Questions regarding custom security realms

[Laura Schanno]

Hello!,

I am part of a project where we are attempting to migrate from Wildfly 17.0.1.Final to Wildfly.26.1.3.Final as part of an effort to move from Java 11 to Java 17. Part of our security configuration involves the use of custom login modules that are based off older picketbox modules. As a result, we need to create custom security realm equivalents.

I have a number of questions regarding implementation details. The past few months have effectively been a crash course in Wildfly, but I haven't been able to find that much documentation covering examples of custom security realms.

When it comes to configuring the security realm itself with whatever options I need to support, do I simply need to have the realm implement the following method?

public void initialize(Map<String,String> configuration)

Additionally, our users identify themselves through personal ssl certificates, and I need the security realm to be supplied with the user's certificate, not just their Principal. What is the recommended way to inject the user's keystore into the realm so that we can access it when performing the authentication via getRealmIdentity(Principal)?

Additionally, I am setting up a server-ssl-context like so:

/subsystem=elytron/key-store=serverKeyStore:add(path=${KEYSTORE},credential-reference={clear-text="${KEYSTORE_PASSWORD}"},type=${KEYSTORE_TYPE}) /subsystem=elytron/key-manager=serverKeyManager:add(key-store=serverKeyStore,credential-reference={clear-text=${KEYSTORE_PASSWORD}) /subsystem=elytron/key-store=serverTrustStore:add(path=${TRUSTSTORE},credential-reference={clear-text="${TRUSTSTORE_PASSWORD}"},type=${TRUSTSTORE_TYPE}) /subsystem=elytron/trust-manager=serverTrustManager:add(key-store=serverTrustStore) /subsystem=elytron/server-ssl-context=serverSSLContext:add(key-manager=serverKeyManager,trust-manager=serverTrustManager,protocols=["TLSv1.1","TLSv1.2"],need-client-auth=true,security-domain=myDomain)

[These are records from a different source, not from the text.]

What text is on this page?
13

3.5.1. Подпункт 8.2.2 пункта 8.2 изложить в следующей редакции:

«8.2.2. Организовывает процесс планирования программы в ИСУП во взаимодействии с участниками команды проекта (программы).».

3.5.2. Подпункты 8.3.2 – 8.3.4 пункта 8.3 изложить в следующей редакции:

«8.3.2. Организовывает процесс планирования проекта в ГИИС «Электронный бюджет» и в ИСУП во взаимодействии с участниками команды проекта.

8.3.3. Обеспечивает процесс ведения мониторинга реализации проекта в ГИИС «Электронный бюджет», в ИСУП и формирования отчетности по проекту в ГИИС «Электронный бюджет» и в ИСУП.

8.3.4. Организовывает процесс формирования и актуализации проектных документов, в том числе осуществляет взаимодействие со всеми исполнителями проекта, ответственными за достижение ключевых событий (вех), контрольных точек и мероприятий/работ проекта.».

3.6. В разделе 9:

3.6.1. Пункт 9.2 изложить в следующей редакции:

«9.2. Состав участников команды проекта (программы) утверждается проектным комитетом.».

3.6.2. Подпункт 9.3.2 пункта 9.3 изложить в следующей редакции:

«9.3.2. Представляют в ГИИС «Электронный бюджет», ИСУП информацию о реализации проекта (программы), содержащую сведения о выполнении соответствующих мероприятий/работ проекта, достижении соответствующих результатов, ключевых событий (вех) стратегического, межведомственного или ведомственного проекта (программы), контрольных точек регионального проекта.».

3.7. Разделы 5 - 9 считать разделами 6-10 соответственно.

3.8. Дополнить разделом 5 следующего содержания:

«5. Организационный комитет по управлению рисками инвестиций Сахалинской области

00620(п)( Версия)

I need to inject the server's keystore and truststore into the security realm to do some additional validation of the user's certificate. Previously we were able to access this through a JSSESecurityDomain that was injected into our module and configured via the following:

#/subsystem=security/security-domain=myDomain/jsse=classic:add(keystore={type="${KEYSTORE_TYPE}",password="${KEYSTORE_PASSWORD}",url="file://${KEYSTORE}"},truststore={type="${TRUSTSTORE_TYPE}",password="${TRUSTSTORE_PASSWORD}",url="file://${TRUSTSTORE}"})

What is the recommended way to inject and access the server's keystore/truststore in Elytron?

Thanks!

[Diana Krepinska]

Hi Laura, 

since the users authenticate with ssl certificates, you can maybe leverage the certificate to principal mapping like in these examples:

https://developer.jboss.org/people/fjuma/blog/2019/06/14/using-elytron-certificate-based-authentication-with-authorization 

https://developer.jboss.org/people/fjuma/blog/2019/06/11/mapping-an-x509-cert-to-an-identity-using-a-subject-alt-name 

There is an example of a simple custom realm here: https://github.com/wildfly-security-incubator/elytron-examples/blob/main/custom-realm

[Laura Schanno]

Hi Diana,

Thank you for the examples, I'll take a look at them and see if they suit my needs.